La crescita annua, a sua volta, risente dell'effetto statistico del confronto con periodi di altalenanti tensioni per i prezzi, com'è accaduto negli ultimi anni. Diventa probabile pertanto, nell'orizzonte del 2008, il risultato di un temporaneo assestamento dell'inflazione intorno al 4% tendenziale annuo, nonostante la modesta dinamica dei consumi (e del reddito reale) delle famiglie.
L'inflazione al 4% medio sommata ai 5 punti di PIL che ogni anno perdiamo nei confronti dell'Eurozona (in dieci anni sono 50 punti in meno!!!) fanno una perdita in termini di crescita del Paese, di ricchezza e, di conseguenza, una perdita di potere d'acquisto dei cittadini consumatori non più tollerabile...e poi c'è chi, come i verdi (pecoraro scanio in testa), ancora auspica una decrescita economica per rispettare l'ambiente...di questo passo moriremo di fame nel giro di 50 anni e l'ambiente ne gioverà sicuramente!

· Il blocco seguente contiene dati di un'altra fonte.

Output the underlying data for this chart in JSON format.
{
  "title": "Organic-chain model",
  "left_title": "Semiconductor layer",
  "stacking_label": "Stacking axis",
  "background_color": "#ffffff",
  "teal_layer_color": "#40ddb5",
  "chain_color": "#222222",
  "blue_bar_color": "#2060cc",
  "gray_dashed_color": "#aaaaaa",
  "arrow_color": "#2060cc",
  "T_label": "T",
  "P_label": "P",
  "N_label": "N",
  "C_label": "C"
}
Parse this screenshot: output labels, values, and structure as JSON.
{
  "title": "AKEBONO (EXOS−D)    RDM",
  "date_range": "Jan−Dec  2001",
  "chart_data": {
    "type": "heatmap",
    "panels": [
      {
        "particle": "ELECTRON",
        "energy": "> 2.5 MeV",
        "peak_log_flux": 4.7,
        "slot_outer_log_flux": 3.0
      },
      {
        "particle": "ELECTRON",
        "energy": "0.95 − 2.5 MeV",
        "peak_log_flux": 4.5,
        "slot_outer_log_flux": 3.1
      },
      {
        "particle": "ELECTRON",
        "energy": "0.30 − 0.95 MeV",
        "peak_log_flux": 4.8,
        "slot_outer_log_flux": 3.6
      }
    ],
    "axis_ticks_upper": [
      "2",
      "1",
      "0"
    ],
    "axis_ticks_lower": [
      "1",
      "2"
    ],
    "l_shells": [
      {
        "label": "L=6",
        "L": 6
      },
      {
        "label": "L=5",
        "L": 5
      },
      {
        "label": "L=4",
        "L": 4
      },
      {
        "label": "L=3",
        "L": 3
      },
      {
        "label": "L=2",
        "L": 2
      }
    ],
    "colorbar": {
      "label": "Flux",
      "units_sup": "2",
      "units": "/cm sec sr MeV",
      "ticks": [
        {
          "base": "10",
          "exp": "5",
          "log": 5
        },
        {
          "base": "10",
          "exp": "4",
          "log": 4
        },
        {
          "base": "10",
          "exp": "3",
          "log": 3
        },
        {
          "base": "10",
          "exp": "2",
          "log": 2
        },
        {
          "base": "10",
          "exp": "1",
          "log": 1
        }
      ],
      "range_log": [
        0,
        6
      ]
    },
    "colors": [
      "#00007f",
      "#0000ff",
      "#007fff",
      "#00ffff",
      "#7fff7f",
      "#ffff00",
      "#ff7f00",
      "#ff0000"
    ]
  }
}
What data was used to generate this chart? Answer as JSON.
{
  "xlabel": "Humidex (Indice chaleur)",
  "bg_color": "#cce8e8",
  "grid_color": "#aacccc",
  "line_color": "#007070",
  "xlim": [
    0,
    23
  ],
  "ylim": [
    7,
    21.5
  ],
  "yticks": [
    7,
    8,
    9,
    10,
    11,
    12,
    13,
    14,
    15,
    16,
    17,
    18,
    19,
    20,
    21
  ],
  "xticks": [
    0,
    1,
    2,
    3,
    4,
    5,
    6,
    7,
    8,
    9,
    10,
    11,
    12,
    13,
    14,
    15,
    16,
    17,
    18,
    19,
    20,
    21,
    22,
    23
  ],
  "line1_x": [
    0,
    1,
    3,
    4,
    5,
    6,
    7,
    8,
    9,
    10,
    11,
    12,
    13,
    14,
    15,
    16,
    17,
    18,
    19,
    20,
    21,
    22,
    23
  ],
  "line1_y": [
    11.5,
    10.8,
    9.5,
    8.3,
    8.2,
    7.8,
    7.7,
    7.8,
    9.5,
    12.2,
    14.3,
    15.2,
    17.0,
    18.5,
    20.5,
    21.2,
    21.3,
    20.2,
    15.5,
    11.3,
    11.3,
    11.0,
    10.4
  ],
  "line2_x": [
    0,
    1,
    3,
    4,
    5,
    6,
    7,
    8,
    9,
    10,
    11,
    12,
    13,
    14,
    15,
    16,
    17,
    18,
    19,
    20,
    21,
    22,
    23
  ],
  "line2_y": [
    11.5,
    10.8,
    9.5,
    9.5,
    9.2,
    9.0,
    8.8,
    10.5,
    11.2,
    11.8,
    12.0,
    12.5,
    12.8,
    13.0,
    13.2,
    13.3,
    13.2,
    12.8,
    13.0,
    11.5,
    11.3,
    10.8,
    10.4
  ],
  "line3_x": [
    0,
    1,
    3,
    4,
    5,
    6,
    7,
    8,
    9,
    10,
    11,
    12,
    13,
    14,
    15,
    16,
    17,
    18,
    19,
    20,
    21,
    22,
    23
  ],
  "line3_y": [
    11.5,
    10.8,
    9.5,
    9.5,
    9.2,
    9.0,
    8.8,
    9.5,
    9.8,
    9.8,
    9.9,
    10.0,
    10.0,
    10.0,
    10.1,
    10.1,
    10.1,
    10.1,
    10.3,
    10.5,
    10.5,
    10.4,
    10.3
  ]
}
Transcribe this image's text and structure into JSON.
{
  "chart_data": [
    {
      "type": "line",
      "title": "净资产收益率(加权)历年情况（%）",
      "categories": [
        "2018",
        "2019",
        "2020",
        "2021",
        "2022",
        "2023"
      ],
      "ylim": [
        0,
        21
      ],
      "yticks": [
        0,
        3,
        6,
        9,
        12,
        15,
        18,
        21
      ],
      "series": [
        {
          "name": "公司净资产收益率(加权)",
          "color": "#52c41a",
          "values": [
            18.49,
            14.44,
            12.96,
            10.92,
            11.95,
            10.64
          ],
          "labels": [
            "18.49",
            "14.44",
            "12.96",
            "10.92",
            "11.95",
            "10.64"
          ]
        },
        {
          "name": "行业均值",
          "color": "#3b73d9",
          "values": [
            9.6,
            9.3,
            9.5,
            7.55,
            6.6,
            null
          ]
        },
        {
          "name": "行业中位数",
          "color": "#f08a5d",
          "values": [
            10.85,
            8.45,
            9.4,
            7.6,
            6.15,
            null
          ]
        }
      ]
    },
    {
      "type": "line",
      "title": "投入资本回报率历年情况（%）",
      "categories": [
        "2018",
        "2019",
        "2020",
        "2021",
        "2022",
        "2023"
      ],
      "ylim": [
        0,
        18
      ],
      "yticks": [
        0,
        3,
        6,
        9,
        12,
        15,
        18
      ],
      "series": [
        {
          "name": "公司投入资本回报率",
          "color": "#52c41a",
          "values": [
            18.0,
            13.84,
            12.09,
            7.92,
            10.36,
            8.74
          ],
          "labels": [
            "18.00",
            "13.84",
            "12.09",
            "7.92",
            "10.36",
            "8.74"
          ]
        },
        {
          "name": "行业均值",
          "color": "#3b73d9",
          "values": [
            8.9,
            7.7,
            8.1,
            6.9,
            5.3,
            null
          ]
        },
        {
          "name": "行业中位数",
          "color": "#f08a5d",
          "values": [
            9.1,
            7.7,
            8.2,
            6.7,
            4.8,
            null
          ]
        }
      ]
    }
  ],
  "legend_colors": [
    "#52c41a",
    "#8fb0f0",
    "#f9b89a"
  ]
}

La marcia di avvicinamento al 2% ha avuto tempi non brevi, ma l'alta volatilità delle quotazioni petrolifere rende probabili nei prossimi mesi ulteriori oscillazioni del dato tendenziale, a seguito dei prevedibili ritocchi per alcuni prezzi e tariffe (elettricità e gas, per esempio, vengono aggiornati a cadenza trimestrale e incorporano solo gradualmente le fluttuazioni del petrolio nei periodi precedenti).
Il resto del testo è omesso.